Every mushroom has to have its stalk removed. Sit the mushroom on its cup with the stalk sticking upwards. Grasp the cup firmly in one hand and gently twist and turn the stalk till it comes loose. Hopefully the stalk will have left behind a nice smooth crater in which to stuff. The stalks are a by-product of the process. I suppose you can always mulch them and turn them into part of a pasta sauce.
Now cut the sun-dried tomato pieces to size so that they can be small stipes that then curl into a ring and sit just inside the cup of a mushroom. Pop them in. Now fill in any leftover space in the cup with the grated cheese till it is flush with the top of the cup. This will both keep the tomato inside the mushroom and give the whole thing that wonderful taste and texture that only cheese can bring. Finally sprinkle a pinch of finely chopped parsley on the top of the cheese to both give it extra flavour and also a hint of green to contrast with the yellow and red.

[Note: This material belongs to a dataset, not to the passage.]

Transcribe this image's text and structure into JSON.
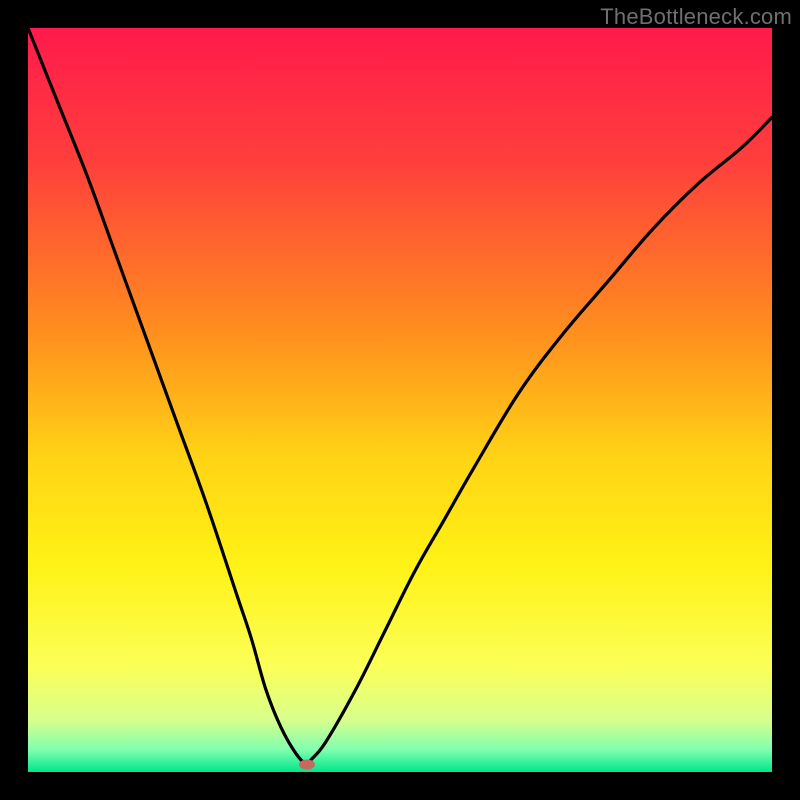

Hmmm... I cannot tell you the timing or the temperature or even whether to use a conventional or microwave oven (I have used both successfully). The important thing is that it cook till the cheese has melted but the mushroom still wants to be moist and full-bodied. In other words it is a pretty short cooking time. Just go with what you know and what works. The things are best served hot as finger food at a party or function. They are vegetarian (as long as the cheese has non-animal rennet) but far from vegan (I did once do these with puréed corn in place of the cheese - that sort of worked...).